NEW DELHI—A collective of activists and lawyers are hoping that a one-of-its-kind 24x7 telephone helpline will help prevent lynching attacks as well as double up as a legal assistance service to victims of mob attacks. Announced by the group, called United Against Hate, at a press meet in Delhi on Monday evening, the helpline, 1800-313360000, began functioning on Tuesday afternoon.
Nadeem Khan, one of the core committee members of United Against Hate, said the group’s focus is on Hindi-speaking states, where most of the lynching attacks have taken place.
“It is not only a toll-free number but also a helpline centre. So we will take the call and also process the issues and concerns raised by the caller and provide legal services also,” Khan said.
Since 2014, when the right-wing Bharatiya Janata Party (BJP) came to power at the centre, lynching attacks have become a common headline. While there are no accurate numbers on how many people have been killed by lynch mobs since 2014, some websites put the number for lynchings since 2015 at 95. Many of these attacks have been carried out on Muslim men transporting cattle, on allegations of cow slaughter or cattle theft.
When asked why the group set this up when several police departments have their own toll-free helplines, Khan said that the police often do not play an active role in checking violence.
“Often the police station is only a few kilometres from the spot where lynchings occur and yet the police do not intervene despite the violence going on for hours,” he said.

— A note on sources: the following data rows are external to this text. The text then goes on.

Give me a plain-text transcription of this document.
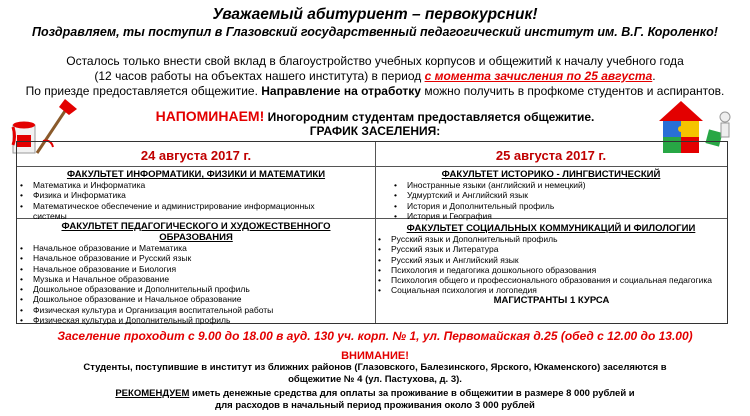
Уважаемый абитуриент – первокурсник!
Поздравляем, ты поступил в Глазовский государственный педагогический институт им. В.Г. Короленко!
Осталось только внести свой вклад в благоустройство учебных корпусов и общежитий к началу учебного года
(12 часов работы на объектах нашего института) в период с момента зачисления по 25 августа.
По приезде предоставляется общежитие. Направление на отработку можно получить в профкоме студентов и аспирантов.
НАПОМИНАЕМ! Иногородним студентам предоставляется общежитие.
ГРАФИК ЗАСЕЛЕНИЯ:
24 августа 2017 г.	25 августа 2017 г.
ФАКУЛЬТЕТ ИНФОРМАТИКИ, ФИЗИКИ И МАТЕМАТИКИ
• Математика и Информатика
• Физика и Информатика
• Математическое обеспечение и администрирование информационных системы
ФАКУЛЬТЕТ ПЕДАГОГИЧЕСКОГО И ХУДОЖЕСТВЕННОГО
ОБРАЗОВАНИЯ
• Начальное образование и Математика
• Начальное образование и Русский язык
• Начальное образование и Биология
• Музыка и Начальное образование
• Дошкольное образование и Дополнительный профиль
• Дошкольное образование и Начальное образование
• Физическая культура и Организация воспитательной работы
• Физическая культура и Дополнительный профиль
ФАКУЛЬТЕТ ИСТОРИКО - ЛИНГВИСТИЧЕСКИЙ
• Иностранные языки (английский и немецкий)
• Удмуртский и Английский язык
• История и Дополнительный профиль
• История и География
ФАКУЛЬТЕТ СОЦИАЛЬНЫХ КОММУНИКАЦИЙ И ФИЛОЛОГИИ
• Русский язык и Дополнительный профиль
• Русский язык и Литература
• Русский язык и Английский язык
• Психология и педагогика дошкольного образования
• Психология общего и профессионального образования и социальная педагогика
• Социальная психология и логопедия
МАГИСТРАНТЫ 1 КУРСА
Заселение проходит с 9.00 до 18.00 в ауд. 130 уч. корп. № 1, ул. Первомайская д.25 (обед с 12.00 до 13.00)
ВНИМАНИЕ!
Студенты, поступившие в институт из ближних районов (Глазовского, Балезинского, Ярского, Юкаменского) заселяются в
общежитие № 4 (ул. Пастухова, д. 3).
РЕКОМЕНДУЕМ иметь денежные средства для оплаты за проживание в общежитии в размере 8 000 рублей и
для расходов в начальный период проживания около 3 000 рублей
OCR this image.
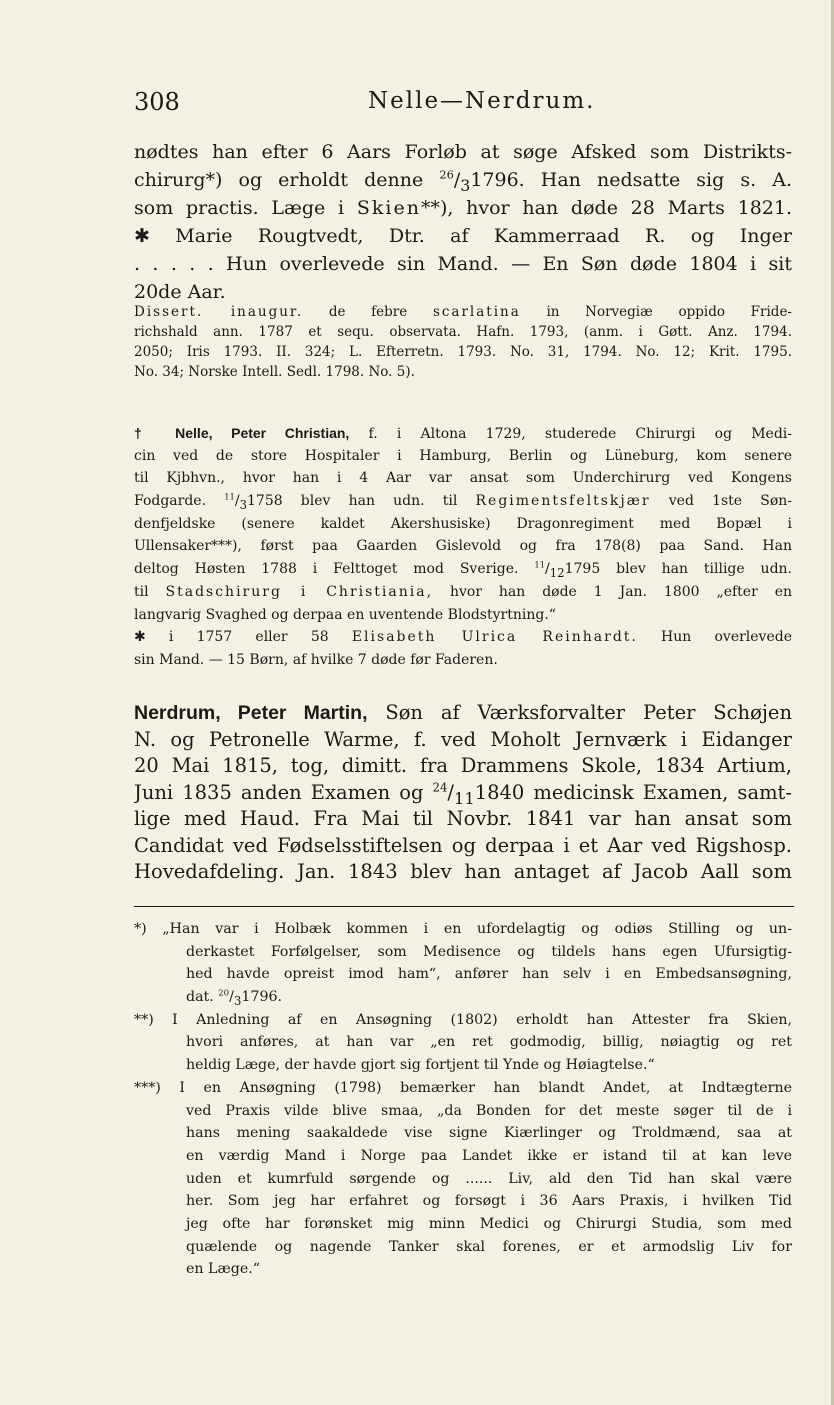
308	Nelle—Nerdrum.
nødtes han efter 6 Aars Forløb at søge Afsked som Distrikts-
chirurg*) og erholdt denne $^{26}/_31796$. Han nedsatte sig s. A.
som practis. Læge i Skien**), hvor han døde 28 Marts 1821.
✱ Marie Rougtvedt, Dtr. af Kammerraad R. og Inger
. . . . . Hun overlevede sin Mand. — En Søn døde 1804 i sit
20de Aar.
Dissert. inaugur. de febre scarlatina in Norvegiæ oppido Fride-
richshald ann. 1787 et sequ. observata. Hafn. 1793, (anm. i Gøtt. Anz. 1794.
2050; Iris 1793. II. 324; L. Efterretn. 1793. No. 31, 1794. No. 12; Krit. 1795.
No. 34; Norske Intell. Sedl. 1798. No. 5).
† Nelle, Peter Christian, f. i Altona 1729, studerede Chirurgi og Medi-
cin ved de store Hospitaler i Hamburg, Berlin og Lüneburg, kom senere
til Kjbhvn., hvor han i 4 Aar var ansat som Underchirurg ved Kongens
Fodgarde. $^{11}/_31758$ blev han udn. til Regimentsfeltskjær ved 1ste Søn-
denfjeldske (senere kaldet Akershusiske) Dragonregiment med Bopæl i
Ullensaker***), først paa Gaarden Gislevold og fra 178(8) paa Sand. Han
deltog Høsten 1788 i Felttoget mod Sverige. $^{11}/_{12}1795$ blev han tillige udn.
til Stadschirurg i Christiania, hvor han døde 1 Jan. 1800 „efter en
langvarig Svaghed og derpaa en uventende Blodstyrtning.“
✱ i 1757 eller 58 Elisabeth Ulrica Reinhardt. Hun overlevede
sin Mand. — 15 Børn, af hvilke 7 døde før Faderen.
Nerdrum, Peter Martin, Søn af Værksforvalter Peter Schøjen
N. og Petronelle Warme, f. ved Moholt Jernværk i Eidanger
20 Mai 1815, tog, dimitt. fra Drammens Skole, 1834 Artium,
Juni 1835 anden Examen og $^{24}/_{11}1840$ medicinsk Examen, samt-
lige med Haud. Fra Mai til Novbr. 1841 var han ansat som
Candidat ved Fødselsstiftelsen og derpaa i et Aar ved Rigshosp.
Hovedafdeling. Jan. 1843 blev han antaget af Jacob Aall som
*) „Han var i Holbæk kommen i en ufordelagtig og odiøs Stilling og un-
derkastet Forfølgelser, som Medisence og tildels hans egen Ufursigtig-
hed havde opreist imod ham“, anfører han selv i en Embedsansøgning,
dat. $^{20}/_31796$.
**) I Anledning af en Ansøgning (1802) erholdt han Attester fra Skien,
hvori anføres, at han var „en ret godmodig, billig, nøiagtig og ret
heldig Læge, der havde gjort sig fortjent til Ynde og Høiagtelse.“
***) I en Ansøgning (1798) bemærker han blandt Andet, at Indtægterne
ved Praxis vilde blive smaa, „da Bonden for det meste søger til de i
hans mening saakaldede vise signe Kiærlinger og Troldmænd, saa at
en værdig Mand i Norge paa Landet ikke er istand til at kan leve
uden et kumrfuld sørgende og ...... Liv, ald den Tid han skal være
her. Som jeg har erfahret og forsøgt i 36 Aars Praxis, i hvilken Tid
jeg ofte har forønsket mig minn Medici og Chirurgi Studia, som med
quælende og nagende Tanker skal forenes, er et armodslig Liv for
en Læge.“
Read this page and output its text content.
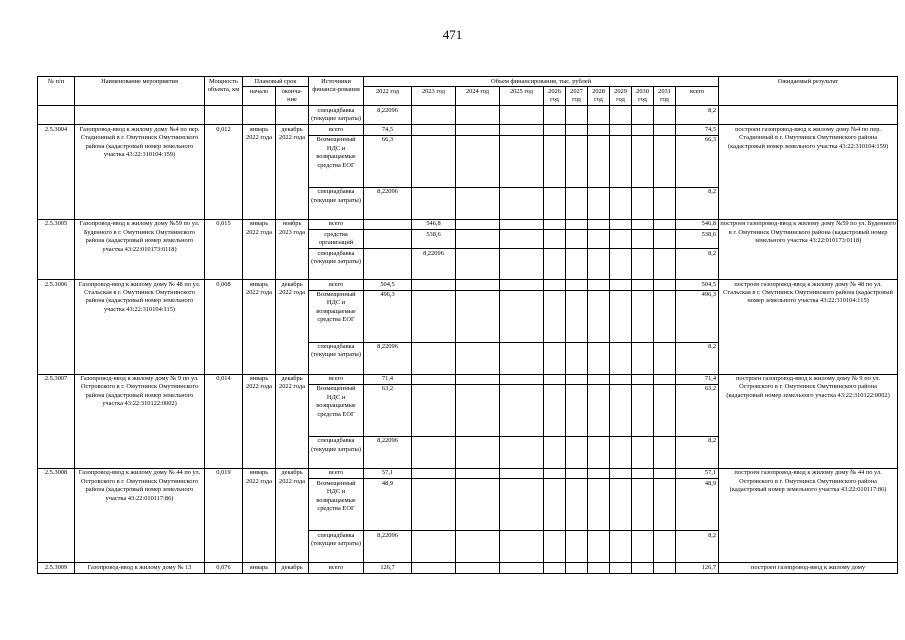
471
№ п/п	Наименование мероприятия	Мощность объекта, км	Плановый срок		Источники финанси-рования	Объем финансирования, тыс. рублей											Ожидаемый результат
			начало	оконча-ние		2022 год	2023 год	2024 год	2025 год	2026 год	2027 год	2028 год	2029 год	2030 год	2031 год	всего	
					спецнадбавка (текущие затраты)	8,22096										8,2	
2.5.3004	Газопровод-ввод к жилому дому №4 по пер. Стадионный в г. Омутнинск Омутнинского района (кадастровый номер земельного участка 43:22:310104:159)	0,012	январь 2022 года	декабрь 2022 года	всего	74,5										74,5	построен газопровод-ввод к жилому дому №4 по пер. Стадионный в г. Омутнинск Омутнинского района (кадастровый номер земельного участка 43:22:310104:159)
					Возмещенный НДС и возвращаемые средства ЕОГ	66,3										66,3	
					спецнадбавка (текущие затраты)	8,22096										8,2	
2.5.3005	Газопровод-ввод к жилому дому №59 по ул. Буденного в г. Омутнинск Омутнинского района (кадастровый номер земельного участка 43:22:010173:0118)	0,015	январь 2022 года	ноябрь 2023 года	всего		546,8									546,8	построен газопровод-ввод к жилому дому №59 по ул. Буденного в г. Омутнинск Омутнинского района (кадастровый номер земельного участка 43:22:010173:0118)
					средства организаций		538,6									538,6	
					спецнадбавка (текущие затраты)		8,22096									8,2	
2.5.3006	Газопровод-ввод к жилому дому № 48 по ул. Стальская в г. Омутнинск Омутнинского района (кадастровый номер земельного участка 43:22:310104:115)	0,008	январь 2022 года	декабрь 2022 года	всего	504,5										504,5	построен газопровод-ввод к жилому дому № 48 по ул. Стальская в г. Омутнинск Омутнинского района (кадастровый номер земельного участка 43:22:310104:115)
					Возмещенный НДС и возвращаемые средства ЕОГ	496,3										496,3	
					спецнадбавка (текущие затраты)	8,22096										8,2	
2.5.3007	Газопровод-ввод к жилому дому № 9 по ул. Островского в г. Омутнинск Омутнинского района (кадастровый номер земельного участка 43:22:310122:0002)	0,014	январь 2022 года	декабрь 2022 года	всего	71,4										71,4	построен газопровод-ввод к жилому дому № 9 по ул. Островского в г. Омутнинск Омутнинского района (кадастровый номер земельного участка 43:22:310122:0002)
					Возмещенный НДС и возвращаемые средства ЕОГ	63,2										63,2	
					спецнадбавка (текущие затраты)	8,22096										8,2	
2.5.3008	Газопровод-ввод к жилому дому № 44 по ул. Островского в г. Омутнинск Омутнинского района (кадастровый номер земельного участка 43:22:010117:86)	0,019	январь 2022 года	декабрь 2022 года	всего	57,1										57,1	построен газопровод-ввод к жилому дому № 44 по ул. Островского в г. Омутнинск Омутнинского района (кадастровый номер земельного участка 43:22:010117:86)
					Возмещенный НДС и возвращаемые средства ЕОГ	48,9										48,9	
					спецнадбавка (текущие затраты)	8,22096										8,2	
2.5.3009	Газопровод-ввод к жилому дому № 13	0,076	январь	декабрь	всего	126,7										126,7	построен газопровод-ввод к жилому дому
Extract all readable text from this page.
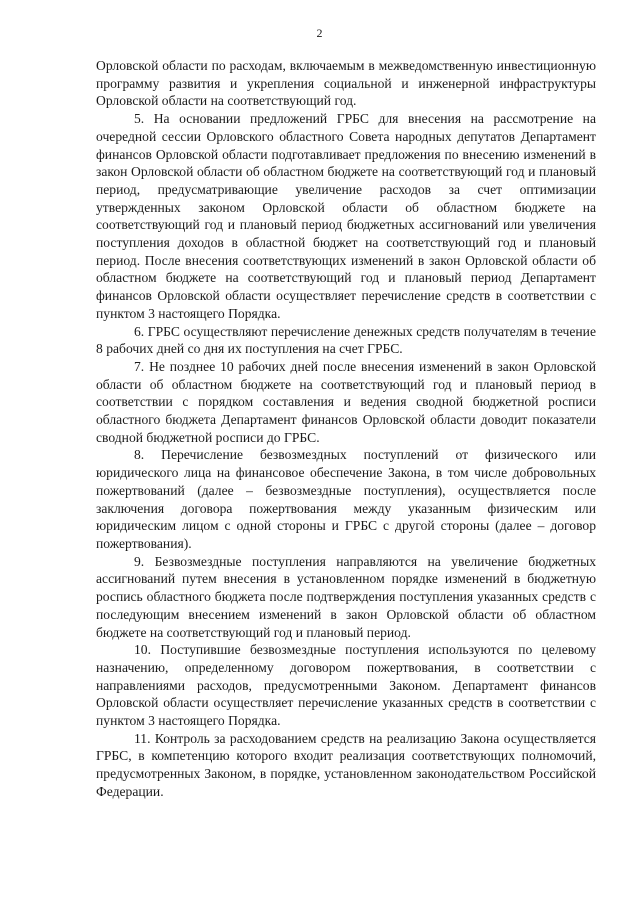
2

Орловской области по расходам, включаемым в межведомственную инвестиционную программу развития и укрепления социальной и инженерной инфраструктуры Орловской области на соответствующий год.

5. На основании предложений ГРБС для внесения на рассмотрение на очередной сессии Орловского областного Совета народных депутатов Департамент финансов Орловской области подготавливает предложения по внесению изменений в закон Орловской области об областном бюджете на соответствующий год и плановый период, предусматривающие увеличение расходов за счет оптимизации утвержденных законом Орловской области об областном бюджете на соответствующий год и плановый период бюджетных ассигнований или увеличения поступления доходов в областной бюджет на соответствующий год и плановый период. После внесения соответствующих изменений в закон Орловской области об областном бюджете на соответствующий год и плановый период Департамент финансов Орловской области осуществляет перечисление средств в соответствии с пунктом 3 настоящего Порядка.

6. ГРБС осуществляют перечисление денежных средств получателям в течение 8 рабочих дней со дня их поступления на счет ГРБС.

7. Не позднее 10 рабочих дней после внесения изменений в закон Орловской области об областном бюджете на соответствующий год и плановый период в соответствии с порядком составления и ведения сводной бюджетной росписи областного бюджета Департамент финансов Орловской области доводит показатели сводной бюджетной росписи до ГРБС.

8. Перечисление безвозмездных поступлений от физического или юридического лица на финансовое обеспечение Закона, в том числе добровольных пожертвований (далее – безвозмездные поступления), осуществляется после заключения договора пожертвования между указанным физическим или юридическим лицом с одной стороны и ГРБС с другой стороны (далее – договор пожертвования).

9. Безвозмездные поступления направляются на увеличение бюджетных ассигнований путем внесения в установленном порядке изменений в бюджетную роспись областного бюджета после подтверждения поступления указанных средств с последующим внесением изменений в закон Орловской области об областном бюджете на соответствующий год и плановый период.

10. Поступившие безвозмездные поступления используются по целевому назначению, определенному договором пожертвования, в соответствии с направлениями расходов, предусмотренными Законом. Департамент финансов Орловской области осуществляет перечисление указанных средств в соответствии с пунктом 3 настоящего Порядка.

11. Контроль за расходованием средств на реализацию Закона осуществляется ГРБС, в компетенцию которого входит реализация соответствующих полномочий, предусмотренных Законом, в порядке, установленном законодательством Российской Федерации.
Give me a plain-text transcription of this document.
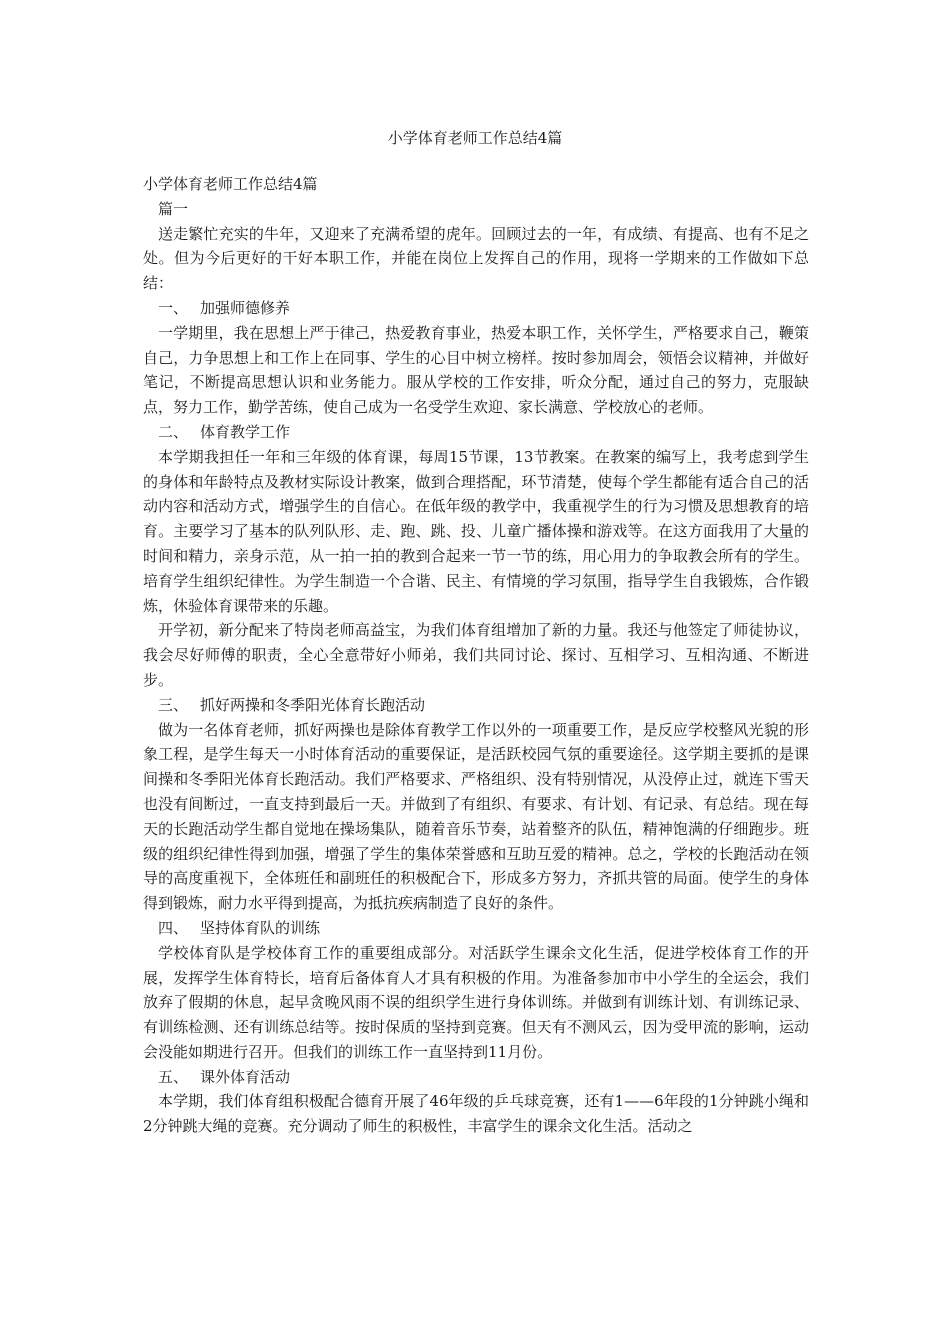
小学体育老师工作总结4篇

小学体育老师工作总结4篇

篇一

送走繁忙充实的牛年，又迎来了充满希望的虎年。回顾过去的一年，有成绩、有提高、也有不足之处。但为今后更好的干好本职工作，并能在岗位上发挥自己的作用，现将一学期来的工作做如下总结：

一、 加强师德修养

一学期里，我在思想上严于律己，热爱教育事业，热爱本职工作，关怀学生，严格要求自己，鞭策自己，力争思想上和工作上在同事、学生的心目中树立榜样。按时参加周会，领悟会议精神，并做好笔记，不断提高思想认识和业务能力。服从学校的工作安排，听众分配，通过自己的努力，克服缺点，努力工作，勤学苦练，使自己成为一名受学生欢迎、家长满意、学校放心的老师。

二、 体育教学工作

本学期我担任一年和三年级的体育课，每周15节课，13节教案。在教案的编写上，我考虑到学生的身体和年龄特点及教材实际设计教案，做到合理搭配，环节清楚，使每个学生都能有适合自己的活动内容和活动方式，增强学生的自信心。在低年级的教学中，我重视学生的行为习惯及思想教育的培育。主要学习了基本的队列队形、走、跑、跳、投、儿童广播体操和游戏等。在这方面我用了大量的时间和精力，亲身示范，从一拍一拍的教到合起来一节一节的练，用心用力的争取教会所有的学生。培育学生组织纪律性。为学生制造一个合谐、民主、有情境的学习氛围，指导学生自我锻炼，合作锻炼，休验体育课带来的乐趣。

开学初，新分配来了特岗老师高益宝，为我们体育组增加了新的力量。我还与他签定了师徒协议，我会尽好师傅的职责，全心全意带好小师弟，我们共同讨论、探讨、互相学习、互相沟通、不断进步。

三、 抓好两操和冬季阳光体育长跑活动

做为一名体育老师，抓好两操也是除体育教学工作以外的一项重要工作，是反应学校整风光貌的形象工程，是学生每天一小时体育活动的重要保证，是活跃校园气氛的重要途径。这学期主要抓的是课间操和冬季阳光体育长跑活动。我们严格要求、严格组织、没有特别情况，从没停止过，就连下雪天也没有间断过，一直支持到最后一天。并做到了有组织、有要求、有计划、有记录、有总结。现在每天的长跑活动学生都自觉地在操场集队，随着音乐节奏，站着整齐的队伍，精神饱满的仔细跑步。班级的组织纪律性得到加强，增强了学生的集体荣誉感和互助互爱的精神。总之，学校的长跑活动在领导的高度重视下，全体班任和副班任的积极配合下，形成多方努力，齐抓共管的局面。使学生的身体得到锻炼，耐力水平得到提高，为抵抗疾病制造了良好的条件。

四、 坚持体育队的训练

学校体育队是学校体育工作的重要组成部分。对活跃学生课余文化生活，促进学校体育工作的开展，发挥学生体育特长，培育后备体育人才具有积极的作用。为准备参加市中小学生的全运会，我们放弃了假期的休息，起早贪晚风雨不误的组织学生进行身体训练。并做到有训练计划、有训练记录、有训练检测、还有训练总结等。按时保质的坚持到竞赛。但天有不测风云，因为受甲流的影响，运动会没能如期进行召开。但我们的训练工作一直坚持到11月份。

五、 课外体育活动

本学期，我们体育组积极配合德育开展了46年级的乒乓球竞赛，还有1——6年段的1分钟跳小绳和2分钟跳大绳的竞赛。充分调动了师生的积极性，丰富学生的课余文化生活。活动之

He cited the example of a 2018 lynching at Godda in Jharkhand, where two Muslim men were accused of being cattle thieves and lynched by a mob. In that incident, he alleged, the police took two hours to reach the spot and the delay in police response cost the two men their lives.
“Suppose we get a call on our helpline, we can call the Circle Officer, reach out to the state and national media, make the official numbers of local police officials public on our website and social media platforms and build pressure on them to act on time,” he said.
Apart from this, groups of local activists who are part of this network will also try and ensure they reach the area as soon as possible to help the victims.
“The establishment of this helpline is a comment on the situation in the country today,” said Delhi University Professor Apoorvanand, who supports the initiative.
Citing the example of the Hapur lynching, in which the attack was registered by the police as a case of road rage, Khan said a network of activists and lawyers from various organisations working with United Against Hate in 100 districts/cities across the country could intervene by providing legal assistance to the families of the victims.
“If the police are not registering the First Information Report properly, we will help the victims in documentation and registering cases with the police and following them up in trial courts properly,” Khan added.
Further, he said, information about such crimes will be updated every 24 hours on a soon-to-be operationalised website called www.unitedagainsthate.in as well as the group’s social media pages.
Among the organisations part of the network that United Against Hate will tap into are the Bhim Army, Jamaat-e-Islami, Jamiat Ulema-e-hind, Jamaat-e-Islami and Alpsankhyak Adhikar.
Aware of the possible challenges in implementing the idea around the country, Khan said the group is focusing first on strengthening its existing network in the Hindi-speaking states, though other states will also have a presence through affiliate organisations.
This will be done by training activists and junior lawyers in multiple cities on how to engage with the police and courts in cases where lynching has already happened. For now, the cities in which trainings have been organised include Ranchi, Patna, Allahabad, Lucknow, Bhopal, Indore, Ahmedabad and Kolkata.
“We will take these cases from trial courts to the High Courts and the Supreme Court as well. There are many cases we are already involved in across the country in trial courts. We have teams of lawyers at different levels,” said Khan.
Apoorvanand told HuffPost India that this effort will help in implementing the rule of law properly on the ground.
“This is meant to help the police and the judiciary. This is not negative but a positive initiative. First as an alarm system and a reinforcement system of support,” he said.
Senior Advocate Sanjay Hegde, who guided the process of drafting a law against lynching last year, is also part of this initiative. Hegde explained that this initiative, from the legal side, is essentially, “an effort to document and to force the rule of law to hold itself” to the set standards. “I have always felt that it is better to light a candle than curse the darkness. In these times of darkness, I hope this candle can throw a little light towards the rule of law,” said Hegde.